Modern models are not simply "prompted" to use tools. They are specifically trained on tool use datasets during both pre-training and post-training (RLHF/RLAIF). This training teaches models when to call tools, how to format arguments correctly, and how to interpret results. The training process typically includes synthesizing tool use trajectories from existing API documentation, collecting human demonstrations of tool use, and using reinforcement learning to reward correct tool selection and argument formatting.

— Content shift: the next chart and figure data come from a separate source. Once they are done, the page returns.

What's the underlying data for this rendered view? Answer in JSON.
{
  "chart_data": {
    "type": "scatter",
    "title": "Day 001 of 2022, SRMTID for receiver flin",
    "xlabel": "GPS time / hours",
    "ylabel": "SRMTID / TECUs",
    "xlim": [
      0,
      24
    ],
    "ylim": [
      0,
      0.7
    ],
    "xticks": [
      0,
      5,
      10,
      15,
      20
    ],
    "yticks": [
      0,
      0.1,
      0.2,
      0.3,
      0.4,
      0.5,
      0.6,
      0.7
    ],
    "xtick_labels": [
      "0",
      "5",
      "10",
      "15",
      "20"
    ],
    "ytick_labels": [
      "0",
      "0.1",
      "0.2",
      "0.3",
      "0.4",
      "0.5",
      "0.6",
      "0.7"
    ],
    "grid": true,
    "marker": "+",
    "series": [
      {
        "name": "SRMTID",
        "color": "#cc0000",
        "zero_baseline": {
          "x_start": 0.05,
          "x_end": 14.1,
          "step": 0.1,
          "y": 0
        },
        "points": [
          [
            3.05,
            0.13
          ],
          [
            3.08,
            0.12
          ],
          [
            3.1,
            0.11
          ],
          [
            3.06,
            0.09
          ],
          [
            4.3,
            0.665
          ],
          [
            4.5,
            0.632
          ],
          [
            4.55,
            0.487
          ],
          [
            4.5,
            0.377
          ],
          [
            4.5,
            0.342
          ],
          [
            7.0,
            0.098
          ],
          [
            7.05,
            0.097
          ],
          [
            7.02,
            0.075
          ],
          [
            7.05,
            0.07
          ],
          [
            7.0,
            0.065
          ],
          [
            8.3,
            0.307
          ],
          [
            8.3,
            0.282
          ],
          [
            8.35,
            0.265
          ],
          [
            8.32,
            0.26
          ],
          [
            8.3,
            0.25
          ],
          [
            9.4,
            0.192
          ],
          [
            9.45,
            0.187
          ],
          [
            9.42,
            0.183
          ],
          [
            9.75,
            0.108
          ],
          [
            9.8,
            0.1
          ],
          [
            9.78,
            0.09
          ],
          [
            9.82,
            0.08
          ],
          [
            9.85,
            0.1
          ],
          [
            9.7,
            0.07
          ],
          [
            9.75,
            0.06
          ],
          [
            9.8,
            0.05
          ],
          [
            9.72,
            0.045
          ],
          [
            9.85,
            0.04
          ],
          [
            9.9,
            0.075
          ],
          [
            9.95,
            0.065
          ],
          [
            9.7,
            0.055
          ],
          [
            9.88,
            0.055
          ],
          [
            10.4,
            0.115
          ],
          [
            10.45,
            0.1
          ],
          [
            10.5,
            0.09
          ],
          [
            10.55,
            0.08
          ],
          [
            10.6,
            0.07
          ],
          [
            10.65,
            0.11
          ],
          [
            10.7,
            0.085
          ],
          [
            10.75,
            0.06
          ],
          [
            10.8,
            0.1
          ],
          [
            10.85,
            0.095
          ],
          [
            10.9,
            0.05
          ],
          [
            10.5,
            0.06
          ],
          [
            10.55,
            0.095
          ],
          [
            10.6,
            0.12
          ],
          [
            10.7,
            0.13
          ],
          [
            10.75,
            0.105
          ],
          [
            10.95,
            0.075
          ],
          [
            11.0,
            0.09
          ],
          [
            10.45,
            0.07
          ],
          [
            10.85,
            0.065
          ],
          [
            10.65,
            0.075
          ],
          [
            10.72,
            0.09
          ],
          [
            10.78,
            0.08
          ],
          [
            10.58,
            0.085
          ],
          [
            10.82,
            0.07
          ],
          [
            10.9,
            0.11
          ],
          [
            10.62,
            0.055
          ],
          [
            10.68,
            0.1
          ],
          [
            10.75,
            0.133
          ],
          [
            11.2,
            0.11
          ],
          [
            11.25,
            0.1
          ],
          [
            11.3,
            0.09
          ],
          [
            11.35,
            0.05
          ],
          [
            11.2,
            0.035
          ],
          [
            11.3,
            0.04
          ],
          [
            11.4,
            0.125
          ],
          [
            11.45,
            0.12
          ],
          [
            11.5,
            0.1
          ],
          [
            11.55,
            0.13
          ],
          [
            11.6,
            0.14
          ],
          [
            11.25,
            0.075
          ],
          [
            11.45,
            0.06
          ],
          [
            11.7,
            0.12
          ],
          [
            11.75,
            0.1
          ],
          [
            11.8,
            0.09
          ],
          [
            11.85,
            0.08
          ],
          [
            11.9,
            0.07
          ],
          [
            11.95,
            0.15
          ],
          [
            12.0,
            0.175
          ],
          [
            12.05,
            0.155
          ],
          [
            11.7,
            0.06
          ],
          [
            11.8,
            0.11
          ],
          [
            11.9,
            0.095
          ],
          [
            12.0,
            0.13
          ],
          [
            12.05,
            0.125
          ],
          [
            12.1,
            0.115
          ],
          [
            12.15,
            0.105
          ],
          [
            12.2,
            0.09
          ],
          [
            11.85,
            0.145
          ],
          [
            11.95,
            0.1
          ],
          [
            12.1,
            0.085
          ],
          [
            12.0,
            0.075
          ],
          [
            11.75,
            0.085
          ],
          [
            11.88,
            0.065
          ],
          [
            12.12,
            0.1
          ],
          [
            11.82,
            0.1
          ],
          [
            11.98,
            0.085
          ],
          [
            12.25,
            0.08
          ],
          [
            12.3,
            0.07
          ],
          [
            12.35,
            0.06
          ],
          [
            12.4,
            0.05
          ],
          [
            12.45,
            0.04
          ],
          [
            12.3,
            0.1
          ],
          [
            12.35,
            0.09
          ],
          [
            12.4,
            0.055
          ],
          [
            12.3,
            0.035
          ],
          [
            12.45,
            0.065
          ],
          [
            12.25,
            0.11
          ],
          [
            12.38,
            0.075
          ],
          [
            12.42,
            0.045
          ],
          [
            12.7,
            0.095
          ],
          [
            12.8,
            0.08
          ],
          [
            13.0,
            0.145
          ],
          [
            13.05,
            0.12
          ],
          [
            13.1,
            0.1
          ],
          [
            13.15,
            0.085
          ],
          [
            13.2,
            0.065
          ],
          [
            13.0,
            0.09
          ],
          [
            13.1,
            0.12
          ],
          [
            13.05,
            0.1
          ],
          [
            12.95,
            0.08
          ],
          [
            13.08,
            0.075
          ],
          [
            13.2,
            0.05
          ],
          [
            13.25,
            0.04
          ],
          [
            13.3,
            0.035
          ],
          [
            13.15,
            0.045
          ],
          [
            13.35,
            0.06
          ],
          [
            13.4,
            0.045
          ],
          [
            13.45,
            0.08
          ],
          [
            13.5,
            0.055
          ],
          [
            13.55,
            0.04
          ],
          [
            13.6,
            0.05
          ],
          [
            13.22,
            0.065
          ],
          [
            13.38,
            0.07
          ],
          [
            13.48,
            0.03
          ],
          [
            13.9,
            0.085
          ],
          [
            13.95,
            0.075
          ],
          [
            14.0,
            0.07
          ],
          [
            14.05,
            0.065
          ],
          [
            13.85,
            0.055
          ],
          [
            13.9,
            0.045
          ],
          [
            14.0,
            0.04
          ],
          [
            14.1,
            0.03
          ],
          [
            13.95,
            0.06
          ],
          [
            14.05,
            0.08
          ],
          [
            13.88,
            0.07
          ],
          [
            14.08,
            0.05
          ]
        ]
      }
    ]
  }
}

This native training is why modern function calling is so much more reliable than early prompt-based approaches. The model has learned general patterns of tool use, not just the specific tools you provide. It understands concepts like parameter types, required vs. optional fields, and how to chain tool calls together.

Knowledge Check

1. What are the six steps in the function calling lifecycle?

Show Answer

(1) Send user message along with tool definitions to the model. (2) Model returns a tool_call with function name and arguments. (3) Your application executes the function with those arguments. (4) The tool returns its result. (5) Send the tool result back to the model. (6) Model generates the final response incorporating the tool output.

2. Why are tool descriptions more important than tool names for correct tool selection?

Show Answer

The model selects tools primarily based on their descriptions, which provide semantic context about when to use the tool, what it does, and what it returns. A tool named fn_42 with an excellent description will be used correctly, while a tool named search_products with a vague description may be misused. Descriptions should specify when to use the tool, what it does, what it returns, and when NOT to use it.

3. How do MCP and A2A complement each other?

Show Answer

MCP handles "vertical" connections between an agent and external tools/data sources (databases, APIs, file systems). A2A handles "horizontal" connections between agents that need to collaborate. A production multi-agent system uses both: MCP for each agent's tool access and A2A for inter-agent communication and task delegation.

4. What should a well-designed tool wrapper handle beyond basic execution?

Show Answer

A well-designed tool wrapper handles: (1) Authentication and credential management. (2) Rate limiting to avoid overwhelming external APIs. (3) Standardized error formatting with error codes and messages. (4) Output truncation to manage token budgets when results are large. (5) Argument validation before execution. (6) Logging for debugging and monitoring.

5. Why is native tool use training important, and how does it differ from prompt-based approaches?

Show Answer

Native tool use training teaches models general patterns of tool use during pre-training and RLHF, including when to call tools, how to format arguments, and how to interpret results. This is more reliable than prompt-based approaches because the model has internalized tool use concepts (parameter types, required vs. optional fields, chaining) rather than relying on in-context examples. The model understands tool use as a fundamental capability, not just a format it was asked to follow.

Key Takeaways

Function calling follows a six-step lifecycle: send tools, receive tool_call, execute function, return result, send result to model, receive final response.
OpenAI uses parameters with JSON Schema; Anthropic uses input_schema. Both support parallel tool calls and forced tool selection.
Tool descriptions are the single most important factor for correct tool selection; write them like you would a prompt.
MCP standardizes agent-to-tool connections; A2A standardizes agent-to-agent communication. Use both in production multi-agent systems.
Custom tool registries should handle validation, error formatting, output truncation, and rate limiting.
Modern models are natively trained on tool use, making function calling a first-class capability rather than a prompting trick.
Always validate tool arguments before execution, and add confirmation steps for high-stakes operations.